Joseph Thackeray & Horace Fisher
A prominent road familiar to many in the area, Thackeray’s Lane Arnold is named after local manufacturer and politician Joseph Thackeray and his family. Thackeray, a lace manufacturer, came to Nottingham from Manchester in the 1780s, due to outbreaks of machine breaking around the Lancashire area at that time.
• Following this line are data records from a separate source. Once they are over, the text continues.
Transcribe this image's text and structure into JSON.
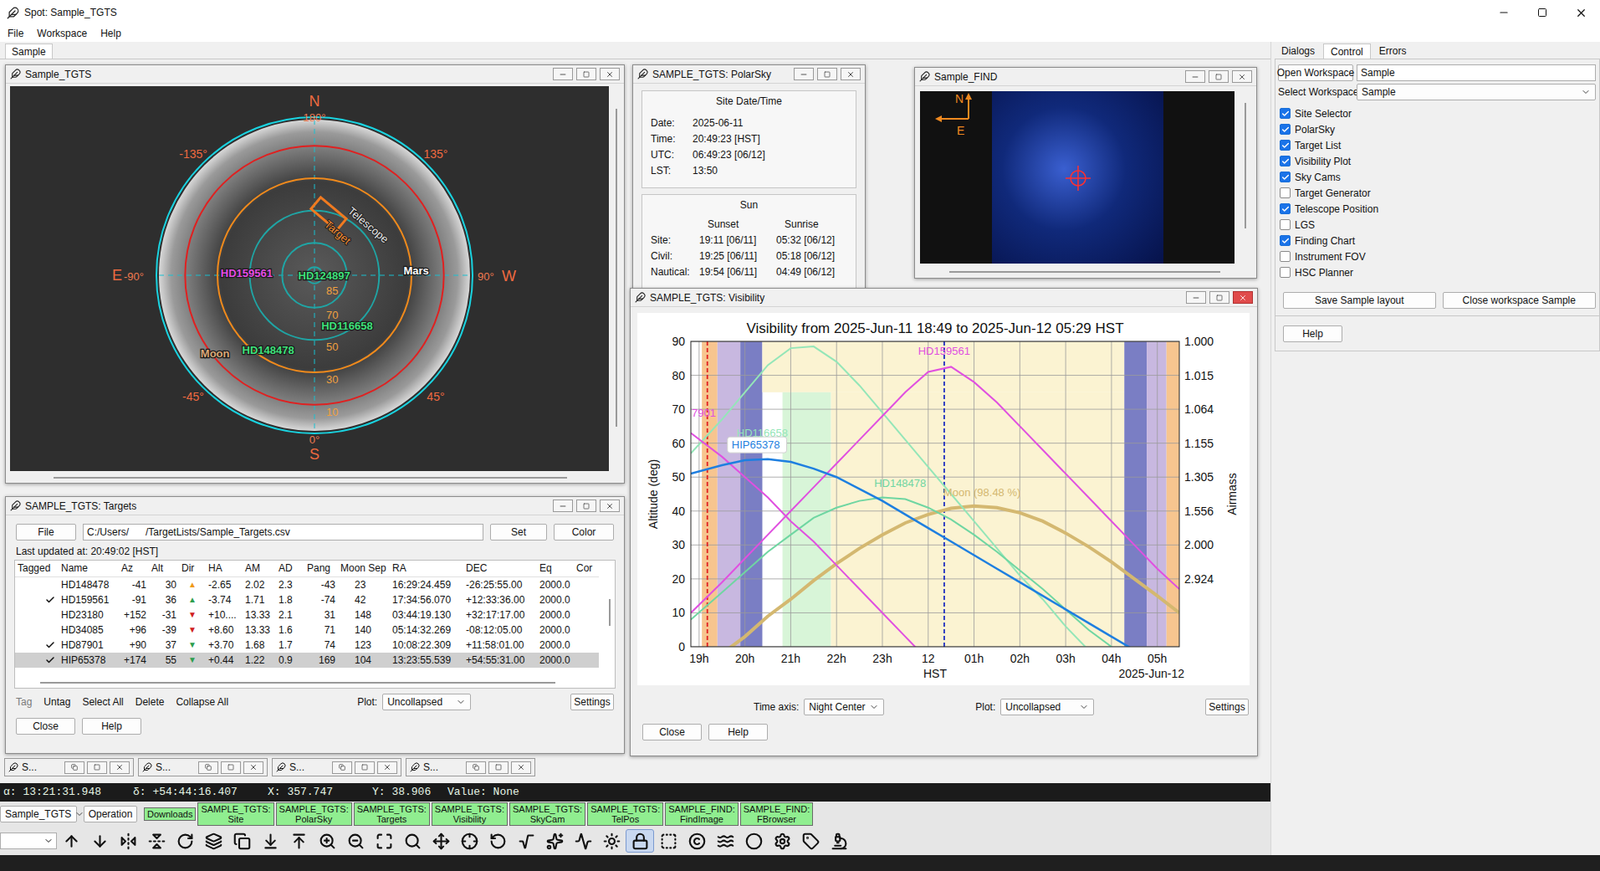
{
  "window": {
    "title": "Spot: Sample_TGTS"
  },
  "menu": [
    "File",
    "Workspace",
    "Help"
  ],
  "workspace_tab": {
    "label": "Sample",
    "selected": true
  },
  "sky_window": {
    "title": "Sample_TGTS",
    "active": false,
    "compass": {
      "north": "N",
      "north_deg": "180°",
      "south": "S",
      "south_deg": "0°",
      "east": "E",
      "east_deg": "-90°",
      "west": "W",
      "west_deg": "90°"
    },
    "diagonals": [
      {
        "label": "-135°",
        "az": -135
      },
      {
        "label": "135°",
        "az": 135
      },
      {
        "label": "-45°",
        "az": -45
      },
      {
        "label": "45°",
        "az": 45
      }
    ],
    "rings": [
      {
        "label": "85",
        "color": "#1fa5a5"
      },
      {
        "label": "70",
        "color": "#1fa5a5"
      },
      {
        "label": "50",
        "color": "#1fa5a5"
      },
      {
        "label": "30",
        "color": "#f08a1c"
      },
      {
        "label": "10",
        "color": "#e02020"
      }
    ],
    "targets": [
      {
        "name": "HD159561",
        "color": "#e44ce4",
        "az": -92,
        "alt": 48
      },
      {
        "name": "HD124897",
        "color": "#3ee07a",
        "az": 90,
        "alt": 84
      },
      {
        "name": "Mars",
        "color": "#ffffff",
        "az": 93,
        "alt": 27
      },
      {
        "name": "HD116658",
        "color": "#3ee07a",
        "az": 33,
        "alt": 53
      },
      {
        "name": "HD148478",
        "color": "#3ee07a",
        "az": -32,
        "alt": 36
      },
      {
        "name": "Moon",
        "color": "#d9a877",
        "az": -52,
        "alt": 12
      }
    ],
    "telescope": {
      "label": "Telescope",
      "target_label": "Target",
      "az": 167,
      "alt": 51
    }
  },
  "polarsky": {
    "title": "SAMPLE_TGTS: PolarSky",
    "active": false,
    "site_box": {
      "title": "Site Date/Time",
      "rows": [
        {
          "label": "Date:",
          "value": "2025-06-11"
        },
        {
          "label": "Time:",
          "value": "20:49:23 [HST]"
        },
        {
          "label": "UTC:",
          "value": "06:49:23 [06/12]"
        },
        {
          "label": "LST:",
          "value": "13:50"
        }
      ]
    },
    "sun_box": {
      "title": "Sun",
      "columns": [
        "Sunset",
        "Sunrise"
      ],
      "rows": [
        {
          "label": "Site:",
          "sunset": "19:11 [06/11]",
          "sunrise": "05:32 [06/12]"
        },
        {
          "label": "Civil:",
          "sunset": "19:25 [06/11]",
          "sunrise": "05:18 [06/12]"
        },
        {
          "label": "Nautical:",
          "sunset": "19:54 [06/11]",
          "sunrise": "04:49 [06/12]"
        }
      ]
    }
  },
  "find": {
    "title": "Sample_FIND",
    "active": false,
    "north": "N",
    "east": "E"
  },
  "visibility": {
    "title": "SAMPLE_TGTS: Visibility",
    "active": true,
    "chart_title": "Visibility from 2025-Jun-11 18:49 to 2025-Jun-12 05:29 HST",
    "y_label": "Altitude (deg)",
    "y2_label": "Airmass",
    "x_label": "HST",
    "x_date": "2025-Jun-12",
    "y_ticks": [
      "0",
      "10",
      "20",
      "30",
      "40",
      "50",
      "60",
      "70",
      "80",
      "90"
    ],
    "airmass_ticks": [
      "1.000",
      "1.015",
      "1.064",
      "1.155",
      "1.305",
      "1.556",
      "2.000",
      "2.924"
    ],
    "x_ticks": [
      {
        "label": "19h",
        "hour": 19
      },
      {
        "label": "20h",
        "hour": 20
      },
      {
        "label": "21h",
        "hour": 21
      },
      {
        "label": "22h",
        "hour": 22
      },
      {
        "label": "23h",
        "hour": 23
      },
      {
        "label": "12",
        "hour": 24
      },
      {
        "label": "01h",
        "hour": 25
      },
      {
        "label": "02h",
        "hour": 26
      },
      {
        "label": "03h",
        "hour": 27
      },
      {
        "label": "04h",
        "hour": 28
      },
      {
        "label": "05h",
        "hour": 29
      }
    ],
    "bands": [
      {
        "start": 19.06,
        "end": 19.4,
        "min": 0,
        "max": 90,
        "color": "#f7c58f"
      },
      {
        "start": 19.4,
        "end": 19.9,
        "min": 0,
        "max": 90,
        "color": "#c8b8e0"
      },
      {
        "start": 19.9,
        "end": 20.38,
        "min": 0,
        "max": 90,
        "color": "#7a7ec4"
      },
      {
        "start": 20.38,
        "end": 28.28,
        "min": 75,
        "max": 90,
        "color": "#fbf3d2"
      },
      {
        "start": 20.82,
        "end": 21.88,
        "min": 0,
        "max": 75,
        "color": "#d8f5d8"
      },
      {
        "start": 21.88,
        "end": 28.28,
        "min": 0,
        "max": 75,
        "color": "#fbf3d2"
      },
      {
        "start": 28.28,
        "end": 28.77,
        "min": 0,
        "max": 90,
        "color": "#7a7ec4"
      },
      {
        "start": 28.77,
        "end": 29.2,
        "min": 0,
        "max": 90,
        "color": "#c8b8e0"
      },
      {
        "start": 29.2,
        "end": 29.48,
        "min": 0,
        "max": 90,
        "color": "#f7c58f"
      }
    ],
    "markers": [
      {
        "hour": 19.18,
        "color": "#e02020"
      },
      {
        "hour": 24.35,
        "color": "#1f2fc0"
      }
    ],
    "times": [
      18.82,
      19.5,
      20,
      20.5,
      21,
      21.5,
      22,
      22.5,
      23,
      23.5,
      24,
      24.5,
      25,
      25.5,
      26,
      26.5,
      27,
      27.5,
      28,
      28.5,
      29,
      29.48
    ],
    "series": [
      {
        "name": "Moon",
        "color": "#d4b870",
        "width": 4,
        "values": [
          -8,
          -2,
          3,
          9,
          14,
          19.5,
          24.5,
          29,
          33,
          36.5,
          39,
          40.8,
          41.5,
          41,
          39.5,
          37,
          33.5,
          29.5,
          25,
          20,
          15,
          10
        ],
        "label": {
          "text": "Moon (98.48 %)",
          "hour": 24.33,
          "alt": 44.3,
          "boxed": false
        }
      },
      {
        "name": "HD116658",
        "color": "#94e6b8",
        "width": 2,
        "values": [
          57,
          67,
          75,
          83,
          88,
          88.5,
          84,
          77,
          69,
          61,
          53,
          45,
          37,
          29,
          21,
          14,
          6,
          -1,
          -8,
          -15,
          -22,
          -28
        ],
        "label": {
          "text": "HD116658",
          "hour": 19.82,
          "alt": 62,
          "boxed": false
        }
      },
      {
        "name": "HD148478",
        "color": "#6fd6a2",
        "width": 2,
        "values": [
          8,
          16,
          22,
          28,
          33,
          38,
          41,
          43,
          44,
          43.5,
          41,
          37.5,
          33,
          28,
          22.5,
          17,
          11,
          5,
          0,
          -5,
          -10,
          -15
        ],
        "label": {
          "text": "HD148478",
          "hour": 22.82,
          "alt": 47,
          "boxed": false
        }
      },
      {
        "name": "HD87901",
        "color": "#e050e0",
        "width": 2,
        "values": [
          63,
          56,
          50,
          44,
          37,
          31,
          24,
          17,
          10,
          3,
          -4,
          -11,
          -18,
          -25,
          -32,
          -39,
          -46,
          -53,
          -60,
          -67,
          -74,
          -80
        ],
        "label": {
          "text": "7901",
          "hour": 18.84,
          "alt": 67.8,
          "boxed": false
        }
      },
      {
        "name": "HD159561",
        "color": "#e050e0",
        "width": 2,
        "values": [
          10,
          19,
          26,
          33,
          40,
          47,
          54,
          61,
          68,
          75,
          81,
          82.5,
          78,
          72,
          65,
          58,
          51,
          44,
          37,
          30,
          23,
          17
        ],
        "label": {
          "text": "HD159561",
          "hour": 23.78,
          "alt": 86,
          "boxed": false
        }
      },
      {
        "name": "HIP65378",
        "color": "#1e7fe0",
        "width": 2.5,
        "values": [
          51,
          53.5,
          55,
          55.3,
          54.5,
          52.5,
          50,
          46.5,
          43,
          39,
          35,
          31,
          27,
          23,
          19,
          15,
          11,
          7,
          3,
          -1,
          -5,
          -9
        ],
        "label": {
          "text": "HIP65378",
          "hour": 19.71,
          "alt": 58.4,
          "boxed": true
        }
      }
    ],
    "time_axis_label": "Time axis:",
    "time_axis_value": "Night Center",
    "plot_label": "Plot:",
    "plot_value": "Uncollapsed",
    "settings": "Settings",
    "buttons": [
      "Close",
      "Help"
    ]
  },
  "targets": {
    "title": "SAMPLE_TGTS: Targets",
    "active": false,
    "file_button": "File",
    "path": "C:/Users/      /TargetLists/Sample_Targets.csv",
    "set_button": "Set",
    "color_button": "Color",
    "last_updated": "Last updated at: 20:49:02 [HST]",
    "columns": [
      "Tagged",
      "Name",
      "Az",
      "Alt",
      "Dir",
      "HA",
      "AM",
      "AD",
      "Pang",
      "Moon Sep",
      "RA",
      "DEC",
      "Eq",
      "Cor"
    ],
    "rows": [
      {
        "tagged": false,
        "selected": false,
        "name": "HD148478",
        "az": "-41",
        "alt": "30",
        "dir": "▲",
        "dir_color": "#f09a1a",
        "ha": "-2.65",
        "am": "2.02",
        "ad": "2.3",
        "pang": "-43",
        "moon_sep": "23",
        "ra": "16:29:24.459",
        "dec": "-26:25:55.00",
        "eq": "2000.0"
      },
      {
        "tagged": true,
        "selected": false,
        "name": "HD159561",
        "az": "-91",
        "alt": "36",
        "dir": "▲",
        "dir_color": "#2e9e4f",
        "ha": "-3.74",
        "am": "1.71",
        "ad": "1.8",
        "pang": "-74",
        "moon_sep": "42",
        "ra": "17:34:56.070",
        "dec": "+12:33:36.00",
        "eq": "2000.0"
      },
      {
        "tagged": false,
        "selected": false,
        "name": "HD23180",
        "az": "+152",
        "alt": "-31",
        "dir": "▼",
        "dir_color": "#d02020",
        "ha": "+10....",
        "am": "13.33",
        "ad": "2.1",
        "pang": "31",
        "moon_sep": "148",
        "ra": "03:44:19.130",
        "dec": "+32:17:17.00",
        "eq": "2000.0"
      },
      {
        "tagged": false,
        "selected": false,
        "name": "HD34085",
        "az": "+96",
        "alt": "-39",
        "dir": "▼",
        "dir_color": "#d02020",
        "ha": "+8.60",
        "am": "13.33",
        "ad": "1.6",
        "pang": "71",
        "moon_sep": "140",
        "ra": "05:14:32.269",
        "dec": "-08:12:05.00",
        "eq": "2000.0"
      },
      {
        "tagged": true,
        "selected": false,
        "name": "HD87901",
        "az": "+90",
        "alt": "37",
        "dir": "▼",
        "dir_color": "#2e9e4f",
        "ha": "+3.70",
        "am": "1.68",
        "ad": "1.7",
        "pang": "74",
        "moon_sep": "123",
        "ra": "10:08:22.309",
        "dec": "+11:58:01.00",
        "eq": "2000.0"
      },
      {
        "tagged": true,
        "selected": true,
        "name": "HIP65378",
        "az": "+174",
        "alt": "55",
        "dir": "▼",
        "dir_color": "#2e9e4f",
        "ha": "+0.44",
        "am": "1.22",
        "ad": "0.9",
        "pang": "169",
        "moon_sep": "104",
        "ra": "13:23:55.539",
        "dec": "+54:55:31.00",
        "eq": "2000.0"
      }
    ],
    "actions": [
      {
        "label": "Tag",
        "disabled": true
      },
      {
        "label": "Untag",
        "disabled": false
      },
      {
        "label": "Select All",
        "disabled": false
      },
      {
        "label": "Delete",
        "disabled": false
      },
      {
        "label": "Collapse All",
        "disabled": false
      }
    ],
    "plot_label": "Plot:",
    "plot_value": "Uncollapsed",
    "settings": "Settings",
    "buttons": [
      "Close",
      "Help"
    ]
  },
  "minimized": [
    {
      "label": "S..."
    },
    {
      "label": "S..."
    },
    {
      "label": "S..."
    },
    {
      "label": "S..."
    }
  ],
  "status_bar": {
    "ra": "α: 13:21:31.948",
    "dec": "δ: +54:44:16.407",
    "x": "X: 357.747",
    "y": "Y: 38.906",
    "value": "Value: None"
  },
  "channels": {
    "selected": "Sample_TGTS",
    "operation": "Operation",
    "buttons": [
      {
        "lines": [
          "Downloads"
        ]
      },
      {
        "lines": [
          "SAMPLE_TGTS:",
          "Site"
        ]
      },
      {
        "lines": [
          "SAMPLE_TGTS:",
          "PolarSky"
        ]
      },
      {
        "lines": [
          "SAMPLE_TGTS:",
          "Targets"
        ]
      },
      {
        "lines": [
          "SAMPLE_TGTS:",
          "Visibility"
        ]
      },
      {
        "lines": [
          "SAMPLE_TGTS:",
          "SkyCam"
        ]
      },
      {
        "lines": [
          "SAMPLE_TGTS:",
          "TelPos"
        ]
      },
      {
        "lines": [
          "SAMPLE_FIND:",
          "FindImage"
        ]
      },
      {
        "lines": [
          "SAMPLE_FIND:",
          "FBrowser"
        ]
      }
    ]
  },
  "toolbar": [
    {
      "selected": false
    },
    {
      "selected": false
    },
    {
      "selected": false
    },
    {
      "selected": false
    },
    {
      "selected": false
    },
    {
      "selected": false
    },
    {
      "selected": false
    },
    {
      "selected": false
    },
    {
      "selected": false
    },
    {
      "selected": false
    },
    {
      "selected": false
    },
    {
      "selected": false
    },
    {
      "selected": false
    },
    {
      "selected": false
    },
    {
      "selected": false
    },
    {
      "selected": false
    },
    {
      "selected": false
    },
    {
      "selected": false
    },
    {
      "selected": false
    },
    {
      "selected": false
    },
    {
      "selected": true
    },
    {
      "selected": false
    },
    {
      "selected": false
    },
    {
      "selected": false
    },
    {
      "selected": false
    },
    {
      "selected": false
    },
    {
      "selected": false
    },
    {
      "selected": false
    }
  ],
  "right_panel": {
    "tabs": [
      {
        "label": "Dialogs",
        "selected": false
      },
      {
        "label": "Control",
        "selected": true
      },
      {
        "label": "Errors",
        "selected": false
      }
    ],
    "open_workspace": "Open Workspace",
    "open_workspace_value": "Sample",
    "select_workspace": "Select Workspace:",
    "select_workspace_value": "Sample",
    "plugins": [
      {
        "label": "Site Selector",
        "checked": true
      },
      {
        "label": "PolarSky",
        "checked": true
      },
      {
        "label": "Target List",
        "checked": true
      },
      {
        "label": "Visibility Plot",
        "checked": true
      },
      {
        "label": "Sky Cams",
        "checked": true
      },
      {
        "label": "Target Generator",
        "checked": false
      },
      {
        "label": "Telescope Position",
        "checked": true
      },
      {
        "label": "LGS",
        "checked": false
      },
      {
        "label": "Finding Chart",
        "checked": true
      },
      {
        "label": "Instrument FOV",
        "checked": false
      },
      {
        "label": "HSC Planner",
        "checked": false
      }
    ],
    "save_button": "Save Sample layout",
    "close_button": "Close workspace Sample",
    "help_button": "Help"
  }
}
Firmly establishing himself in Nottingham, the business in time passed down from father to son, before ultimately passing to Joseph’s grandson John Lawson Thackeray. The business continued to evolve under the direction of John Lawson Thackeray, with the building and establishing of the large Forest Mills lace factory at Radford in 1840. The products produced at this factory were of an extremely high quality and much sought after; demand for their products was high. At the Great Exhibition held in London in 1851, Thackeray’s lace thread was awarded a Gold Medal, subsequently gaining the family a worldwide reputation for excellence. With such a high honour it soon led to full order books from clients, and in turn, business continued to boom. Around this time, Thackeray took on a partner, Thomas Hickling, and the company continued to trade as Thackeray and Hickling. Thackeray was very mindful of his civic responsibilities and became involved in local politics; he joined the Radford Board of Health which was the forerunner of the local council, becoming its chairman, having been elected to represent the Nottingham Park Ward in 1853. When Radford became a part of the city of Nottingham, Thackeray was elected onto the council and eventually became Alderman. He was inaugurated Mayor of Nottingham in 1853/54 and again in 1866/67. As business continued to flourish, Thackeray decided to expand some of his other interests. In 1858, he became a director and trustee of one of the first building societies, the Nottingham and Midland Counties Permanent Benefit Building Society.